Mechanism and Emergency Management of Blast Eye/Orbital Injuries

Sabri T Shuker

Disclosures

Expert Rev Ophthalmol. 2008;3(2):229-246. 

In This Article

Applicable Orbital/Ocular Anatomy

The special eye position due to the architecture of the middle part of the facial skeleton extends laterally, exposing the surface of the eye/orbit to the blast injury. Multiple biophysics effects of blast waves demonstrate how blast affects individual tissues as a result of their vibratory energy and why some anatomical tissue are more susceptible to primary blast. The interaction of a high-frequency stress wave and a lower frequency shear wave determines the degree to which organs are damaged by dynamic pressure changes at tissue-density borders.

The ocular/orbital encloses vital anatomical organs (eyeball, muscle, fat, vessels, nerve tissues are enclosed by thin bone plates) containing (air–fluid–soft tissue medium) a unique interface for a shock wave to spread through to the surrounding medium related to the eye globe and orbital anatomical tissues.

The orbital walls consists of thin plates that separate orbital tissue content from the CSF and brain superiorly, the para nasal sinuses medially and inferiorly, and the lateral plates in the temporal region.
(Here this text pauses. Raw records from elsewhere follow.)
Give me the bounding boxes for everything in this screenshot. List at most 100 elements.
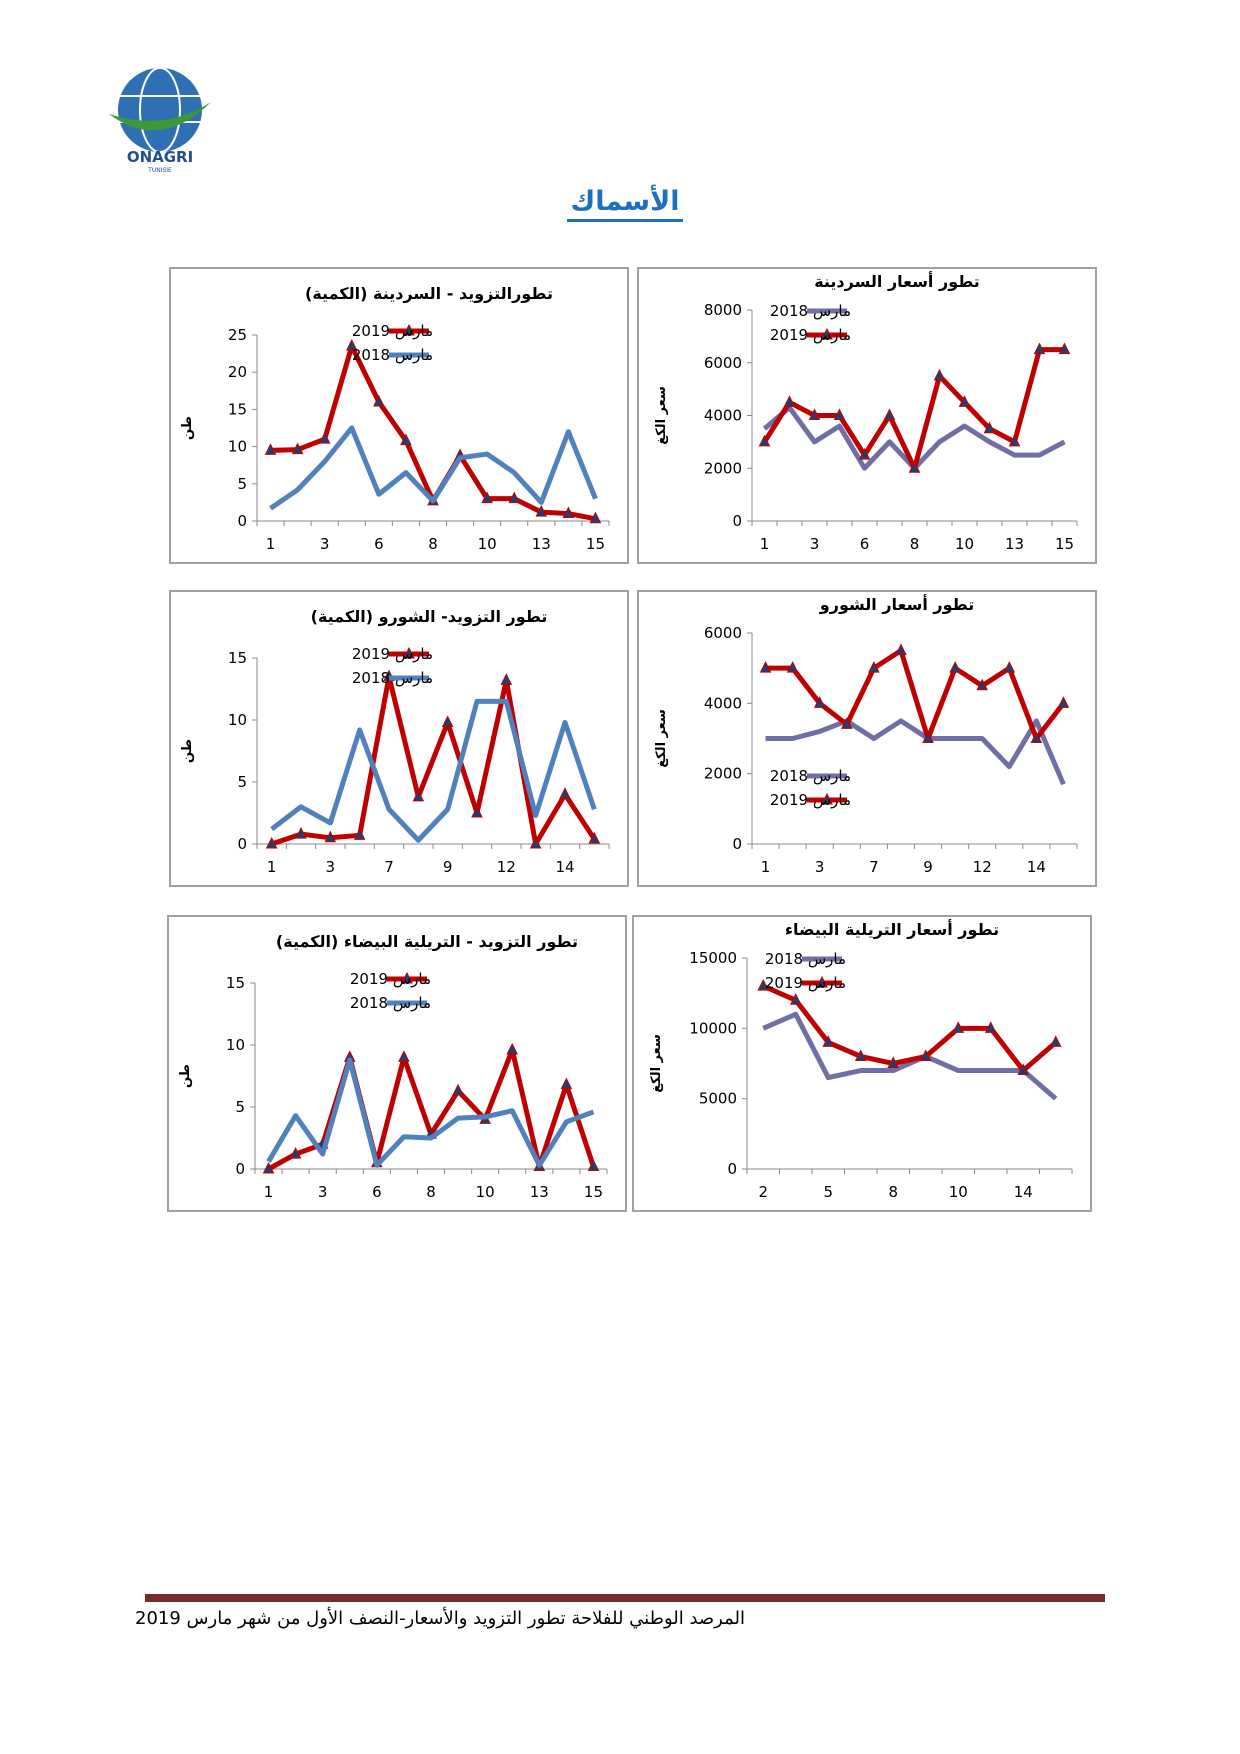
chart-title: تطور أسعار الشورو	[819, 594, 974, 614]
data-marker	[883, 408, 896, 420]
x-tick-label: 8	[910, 535, 920, 553]
chart-frame: تطور التزويد - التريلية البيضاء (الكمية)…	[167, 915, 627, 1212]
data-marker	[588, 831, 601, 844]
y-tick-label: 10	[226, 1036, 245, 1054]
y-axis-label: سعر الكغ	[654, 386, 669, 445]
x-tick-label: 14	[1014, 1183, 1033, 1201]
x-tick-label: 3	[320, 535, 330, 553]
x-tick-label: 1	[760, 535, 770, 553]
chart-title: تطورالتزويد - السردينة (الكمية)	[305, 284, 553, 303]
x-tick-label: 3	[326, 858, 336, 876]
data-marker	[262, 1161, 275, 1174]
x-tick-label: 10	[949, 1183, 968, 1201]
data-marker	[353, 828, 366, 840]
data-marker	[481, 491, 493, 504]
x-tick-label: 1	[266, 535, 276, 553]
data-marker	[949, 661, 961, 673]
chart-title: تطور أسعار السردينة	[814, 271, 980, 291]
legend-marker	[401, 971, 413, 984]
data-marker	[887, 1056, 900, 1068]
logo-swoosh	[109, 102, 211, 131]
legend-label: مارس 2019	[352, 322, 433, 340]
data-marker	[587, 1159, 600, 1172]
legend-label: مارس 2018	[770, 767, 851, 785]
data-marker	[895, 643, 907, 656]
x-tick-label: 1	[264, 1183, 274, 1201]
y-tick-label: 0	[235, 1160, 245, 1178]
data-marker	[976, 678, 989, 691]
data-marker	[758, 434, 771, 447]
logo: ONAGRI TUNISIE	[109, 67, 211, 174]
chart-border	[637, 590, 1097, 887]
y-axis-label: طن	[178, 1064, 193, 1088]
chart-frame: تطور أسعار السردينة سعر الكغ 0 2000 4000 6000…	[637, 267, 1097, 564]
data-marker	[559, 787, 571, 799]
x-tick-label: 3	[318, 1183, 328, 1201]
x-tick-label: 3	[810, 535, 820, 553]
data-marker	[345, 339, 358, 351]
chart-frame: تطور التزويد- الشورو (الكمية) طن 0 5 10 15 1 3 7…	[169, 590, 629, 887]
data-marker	[1008, 434, 1021, 447]
series-line	[269, 425, 598, 511]
data-marker	[452, 1083, 464, 1096]
y-tick-label: 15	[228, 400, 247, 418]
data-marker	[506, 1042, 519, 1055]
data-marker	[560, 1077, 573, 1090]
legend-label: مارس 2018	[350, 994, 431, 1012]
data-marker	[441, 715, 454, 727]
data-marker	[535, 504, 548, 517]
chart-border	[632, 915, 1092, 1212]
data-marker	[1058, 342, 1071, 355]
data-marker	[1033, 342, 1046, 355]
legend-marker	[403, 646, 415, 659]
x-tick-label: 7	[869, 858, 879, 876]
data-marker	[822, 1035, 835, 1047]
globe-meridian	[139, 67, 181, 153]
x-tick-label: 8	[888, 1183, 898, 1201]
y-tick-label: 0	[732, 512, 742, 530]
y-tick-label: 25	[228, 326, 247, 344]
globe	[118, 68, 202, 152]
legend-label: مارس 2019	[770, 326, 851, 344]
chart-border	[169, 590, 629, 887]
legend-marker	[821, 327, 833, 340]
legend-label: مارس 2018	[770, 302, 851, 320]
footer-rule	[145, 1594, 1105, 1602]
data-marker	[1057, 696, 1070, 708]
y-tick-label: 15	[228, 649, 247, 667]
legend-label: مارس 2019	[350, 970, 431, 988]
x-tick-label: 5	[823, 1183, 833, 1201]
x-tick-label: 7	[384, 858, 394, 876]
x-tick-label: 8	[426, 1183, 436, 1201]
data-marker	[783, 395, 796, 407]
y-tick-label: 8000	[704, 301, 742, 319]
y-tick-label: 5000	[699, 1090, 737, 1108]
data-marker	[373, 394, 385, 407]
data-marker	[757, 979, 770, 991]
series-line	[270, 698, 597, 843]
data-marker	[398, 1050, 410, 1062]
x-tick-label: 2	[758, 1183, 768, 1201]
y-tick-label: 10000	[689, 1019, 737, 1037]
y-axis-label: طن	[180, 739, 195, 763]
x-tick-label: 6	[374, 535, 384, 553]
legend-label: مارس 2019	[770, 791, 851, 809]
x-tick-label: 13	[1005, 535, 1024, 553]
chart: تطور أسعار التريلية البيضاء سعر الكغ 0 5000…	[632, 915, 1092, 1212]
y-tick-label: 0	[727, 1160, 737, 1178]
footer: المرصد الوطني للفلاحة تطور التزويد والأس…	[135, 1608, 745, 1629]
data-marker	[562, 506, 575, 519]
page-title-text: الأسماك	[566, 186, 684, 222]
data-marker	[813, 696, 826, 708]
legend-label: مارس 2018	[765, 950, 846, 968]
data-marker	[265, 836, 278, 849]
x-tick-label: 15	[584, 1183, 603, 1201]
data-marker	[471, 805, 483, 818]
y-tick-label: 0	[237, 512, 247, 530]
data-marker	[1003, 661, 1016, 673]
data-marker	[984, 1021, 997, 1033]
data-marker	[500, 673, 513, 685]
chart: تطور أسعار السردينة سعر الكغ 0 2000 4000 6000…	[637, 267, 1097, 564]
data-marker	[983, 421, 996, 434]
Only the circumferential orbital rim is a thick resilient bone. The lateral wall has the lowest frequency of injury of all civilian facial fractures. The medial wall is of critical importance during blast implosion of the ethmoidal air cells in the medial wall, as it is composed of thin bones ranging from 0.2 to 0.4 mm in thickness close to the thin cribriform plate that leads to crush injury by blast effect into nasal–orbital–ethmoidal (NOE) comminuted fractures. The superior wall is moderately resistant to fracture; the orbital roof is 3 mm thick in the posterior and is thinnest just behind the superior rim in the anterior. The inferior wall is the most vulnerable to injury (Takashima [1999][103]).

Orbital volume is approximately 35 cc, of which only 7 cc (20%) is occupied by the eyeball. The remaining 28 cc contains muscles, nerves, fat, glands and blood vessels.[19,20] The orbit can thus have room for a compressible mechanism and accommodate a relatively large foreign body without showing great disturbance of function.[21] The distance from the eyeball to the medial, orbital wall (6.5 mm) is slightly larger than the distance to the lateral wall (4.5 mm).[17] Medially penetrating objects will injure the eyeball less frequently than an object entering laterally.[22]